McGeorge School of Law

Professor Börk’s Utah Law Review Article on Guest Species Tops Recent Downloads on SSRN

June 1, 2018

Professor Bork posing with a stripped bass

Visiting Professor Karrigan Bork teaches environmental law and California environment cases & places at McGeorge School of Law.

Bork teaching Environmental Law

Bork teaching Environmental Law

Visiting Professor Karrigan Börk's article, "Guest Species: Rethinking Our Approach to Biodiversity in the Anthropocene, was published in the first issue of Volume 2018 of the Utah Law Review in February 2018. His article is topping the charts for most popular downloads on the Social Science Research Network (SSRN) and Utah Law Review websites.

On SSRN, Professor Börk's article is No. 1 in recent top papers in the categories of Conservation, Biology and Sustainability, Natural Resources Law and Policy and (tied) Environment as of June 1, 2018. It is also No. 1 on Utah Law Review's "Most Popular Papers" list as of May 15, 2018. The California WaterBlog posted an article by Professor Bork related to his research paper, "Guest Species - What about the nonnative species we like?" on May 28, 2018.

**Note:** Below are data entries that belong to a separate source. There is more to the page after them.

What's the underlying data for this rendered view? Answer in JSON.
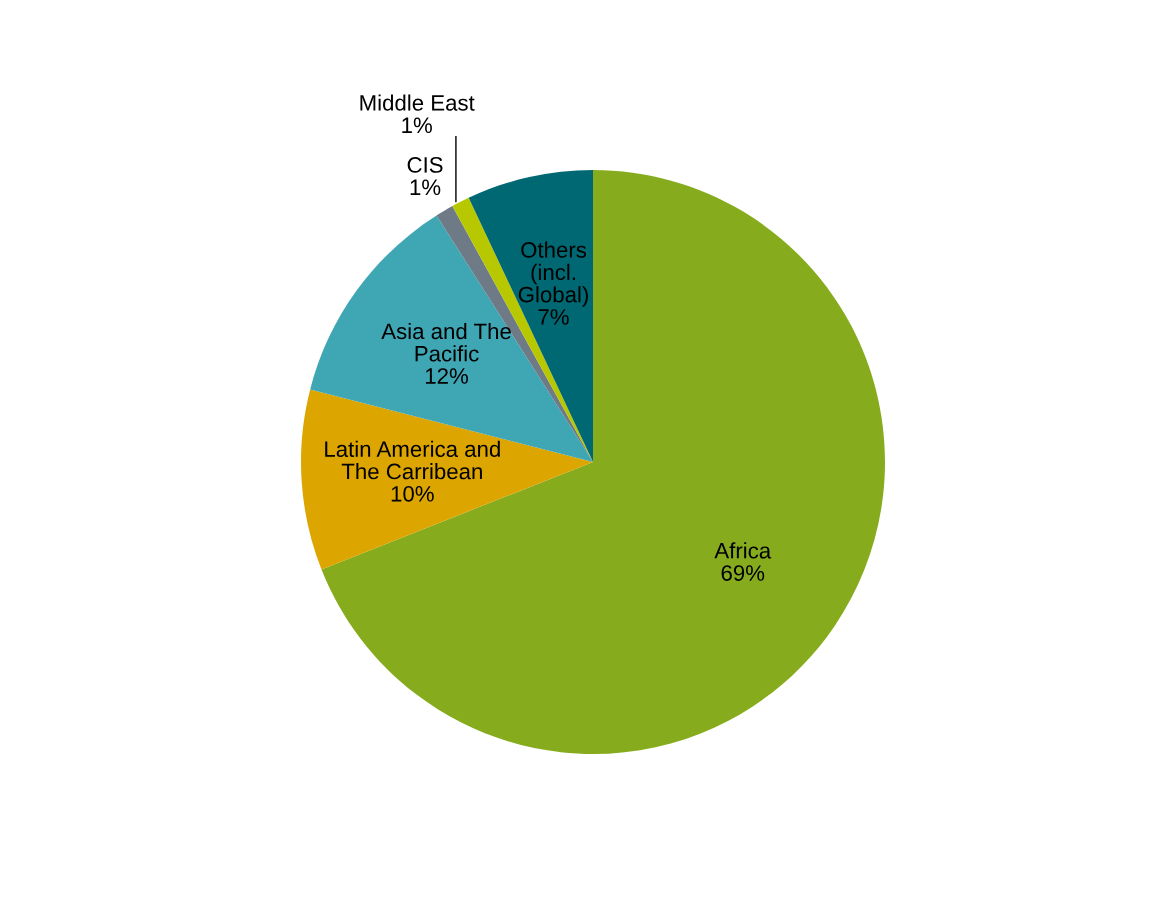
{
  "chart_data": {
    "type": "pie",
    "categories": [
      "Africa",
      "Latin America and\nThe Carribean",
      "Asia and The\nPacific",
      "CIS",
      "Middle East",
      "Others\n(incl.\nGlobal)"
    ],
    "values": [
      69,
      10,
      12,
      1,
      1,
      7
    ],
    "value_labels": [
      "69%",
      "10%",
      "12%",
      "1%",
      "1%",
      "7%"
    ],
    "colors": [
      "#86ac1e",
      "#dca500",
      "#3fa6b4",
      "#6e7b87",
      "#b7c800",
      "#006872"
    ],
    "legend": false
  }
}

Professor Börk's Utah Law Review article "examines management of nonnative species to illustrate the problems with using the false dichotomy between nature and humanity to determine what is environmentally good or environmentally bad. Nonnative species in North America cause more than $120 billion per year in damages. But the broad narrative of evil invasive species obfuscates something important-many nonnative species offer important cultural, economic, and environmental benefits that outweigh their negative impacts. The existing legal literature virtually ignores these species and the moral and legal questions they raise. In light of the Anthropocene and the philosophical and regulatory readjustment it requires, we should not vilify all nonnative species, but rather evaluate them on their own merits. Guest species (nonnative species that we welcome into our ecosystems meet human needs and wants) offer environmental benefits, but our environmental laws and administrative decisions fail to honestly address the costs and benefits of welcoming these species." Read the full article here.

Professor Börk joined McGeorge on Aug. 1, 2015, as a Visiting Assistant Professor of Law, and as a Visiting Assistant Professor in the Department of Earth and Environmental Sciences at University of the Pacific. He was appointed as a Research Associate at the UC Davis Center for Watershed Sciences in January 2018. His research concerns environmental law, natural resources law, international law, and administrative law, focusing on the interplay of science and law, with the goal of producing scholarship that will be useful to practicing lawyers, judges, and policy makers in the environmental field. His most recent publications explore the Anthropocene and what it may mean for environmental protection. Professor Börk graduated with Distinction and Pro Bono Distinction from Stanford Law School in 2009, and completed his Ph.D. dissertation in Ecology at UC Davis in September 2011. He clerked for Tenth Circuit Chief Judge Mary Beck Briscoe, U.S. District Court Judge Julie Robinson, and, most recently, Judge Janice Karlin on the U.S. Bankruptcy Court for the District of Kansas. At McGeorge he developed the law course "California Environmental Cases and Places," which includes significant field work, including a multi-day field trip, to explore the real-world impacts of environmental law.